In combination with the above, some people find it beneficial to think of pushing the gun straight into the target with their firing hand, while simultaneously pulling it straight back to the chest with their support hand. I personally use this method but my partner, who’s a fantastic shooter (and physically much larger), doesn’t find it beneficial. What is for sure is that everything I just described in the preceding paragraphs works regardless of your stance preference.
Should the index finger of the support hand go under or in front of the trigger guard? Some prefer hooking the index finger around the front of the trigger guard. A fair number of trigger guards are shaped so as to encourage this. It’s a technique that’s phased in and out of vogue over time among the competition set. And while it may have some benefit for recoil reduction when sufficient rearward pressure is applied to the trigger guard, it’s my opinion that it’s not the best technique for defensive shooters, for three reasons:
i. The benefits of a technique dependent on finger strength only last so long. Unless the operator’s fingers are remarkably strong, the recoil-taming effect will fade with fatigue. As for my own grip, I can feel the relatively powerful grip of having my support hand fingers arranged as recommended under the heading “Support Hand” above. Using this method, the “meat” of my hand lends its best effort. When fingers are split, so is grip strength.
ii. Digits that stick out are not conducive to gun or bodily security. If you’re in a situation where violence runs amok, chances are someone will want to grab your gun. The reduced overall strength lent by a split-finger grip, along with the presentation of a body part (an index finger) that’s now easier to grab, use as a painful lever, and the subsequent release of the gun, are enough to motivate me not to stick it out around the trigger guard.

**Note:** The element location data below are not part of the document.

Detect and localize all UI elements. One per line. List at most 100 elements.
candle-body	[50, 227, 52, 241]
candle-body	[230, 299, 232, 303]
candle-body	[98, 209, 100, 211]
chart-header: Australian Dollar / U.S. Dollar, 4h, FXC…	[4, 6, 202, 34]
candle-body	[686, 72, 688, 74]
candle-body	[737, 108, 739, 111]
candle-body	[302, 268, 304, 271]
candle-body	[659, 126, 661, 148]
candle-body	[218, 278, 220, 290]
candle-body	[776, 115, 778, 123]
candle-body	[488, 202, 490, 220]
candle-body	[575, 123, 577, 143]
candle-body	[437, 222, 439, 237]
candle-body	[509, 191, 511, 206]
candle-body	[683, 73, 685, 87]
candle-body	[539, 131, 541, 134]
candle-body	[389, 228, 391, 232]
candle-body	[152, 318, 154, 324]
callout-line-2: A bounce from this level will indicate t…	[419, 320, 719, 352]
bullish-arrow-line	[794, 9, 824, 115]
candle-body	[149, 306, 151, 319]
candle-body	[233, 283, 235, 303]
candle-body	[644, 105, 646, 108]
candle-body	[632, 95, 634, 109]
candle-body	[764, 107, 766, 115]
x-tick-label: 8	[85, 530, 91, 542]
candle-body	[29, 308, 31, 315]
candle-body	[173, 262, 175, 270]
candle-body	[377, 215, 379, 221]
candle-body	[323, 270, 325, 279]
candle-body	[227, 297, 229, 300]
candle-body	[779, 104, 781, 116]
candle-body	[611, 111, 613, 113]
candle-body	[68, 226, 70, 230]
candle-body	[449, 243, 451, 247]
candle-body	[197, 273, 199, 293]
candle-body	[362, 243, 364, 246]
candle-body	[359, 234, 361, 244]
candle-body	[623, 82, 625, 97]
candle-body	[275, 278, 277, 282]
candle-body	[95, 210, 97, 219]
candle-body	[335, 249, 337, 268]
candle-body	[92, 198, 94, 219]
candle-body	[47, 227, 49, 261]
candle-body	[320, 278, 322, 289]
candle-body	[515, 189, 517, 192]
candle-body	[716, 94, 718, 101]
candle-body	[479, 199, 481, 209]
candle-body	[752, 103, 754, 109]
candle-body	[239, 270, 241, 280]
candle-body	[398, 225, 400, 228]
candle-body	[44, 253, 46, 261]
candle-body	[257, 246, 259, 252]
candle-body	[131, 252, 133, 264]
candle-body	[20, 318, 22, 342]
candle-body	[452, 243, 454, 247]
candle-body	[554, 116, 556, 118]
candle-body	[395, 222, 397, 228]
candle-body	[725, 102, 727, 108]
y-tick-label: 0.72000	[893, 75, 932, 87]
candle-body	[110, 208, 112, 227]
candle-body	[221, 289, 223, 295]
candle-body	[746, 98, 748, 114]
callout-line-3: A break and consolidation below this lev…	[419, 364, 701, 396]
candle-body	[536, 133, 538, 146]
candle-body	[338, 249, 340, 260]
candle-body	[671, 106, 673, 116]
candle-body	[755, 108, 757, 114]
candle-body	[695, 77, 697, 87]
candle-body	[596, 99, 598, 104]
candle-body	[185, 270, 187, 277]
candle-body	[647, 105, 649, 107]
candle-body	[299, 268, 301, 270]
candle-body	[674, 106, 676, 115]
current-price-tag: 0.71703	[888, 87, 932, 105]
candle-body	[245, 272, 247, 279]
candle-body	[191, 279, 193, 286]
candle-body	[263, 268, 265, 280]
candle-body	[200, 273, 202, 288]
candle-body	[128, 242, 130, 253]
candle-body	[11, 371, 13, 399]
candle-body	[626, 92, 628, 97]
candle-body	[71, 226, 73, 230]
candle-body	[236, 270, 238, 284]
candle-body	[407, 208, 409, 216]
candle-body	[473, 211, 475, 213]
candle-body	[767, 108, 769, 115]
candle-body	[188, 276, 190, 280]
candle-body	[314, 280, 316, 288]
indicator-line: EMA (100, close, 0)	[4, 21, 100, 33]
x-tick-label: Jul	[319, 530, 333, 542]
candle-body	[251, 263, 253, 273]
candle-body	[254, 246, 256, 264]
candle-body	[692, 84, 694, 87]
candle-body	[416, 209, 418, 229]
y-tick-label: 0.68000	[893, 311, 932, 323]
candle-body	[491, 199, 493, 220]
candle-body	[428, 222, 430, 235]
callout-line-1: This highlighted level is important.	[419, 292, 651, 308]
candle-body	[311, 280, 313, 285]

iii. Accuracy at distance may be needed. When firing at distance, it doesn’t take much error to throw a shot off a torso-size target at 25 or 50 yards. A finger hooked around the trigger guard will almost invariably exact lateral deviation upon the muzzle, resulting in a miss, even if the deviation is slight.
Fool Around and Find Out
What I’ve shared here are grip techniques that many uniformed students have told (and shown) me made the difference between being able and not being able to make the time limits on their shooting qualifications where multiple shots are required. For sure, most people don’t give the support hand enough credit for having an important job. When shooting with two hands, the support hand exerts greater pressure than the firing hand. This minimizes muzzle rise in recoil and increases overall control of the gun. And that makes for a more pleasant shooting experience and the ability to go faster if you want to.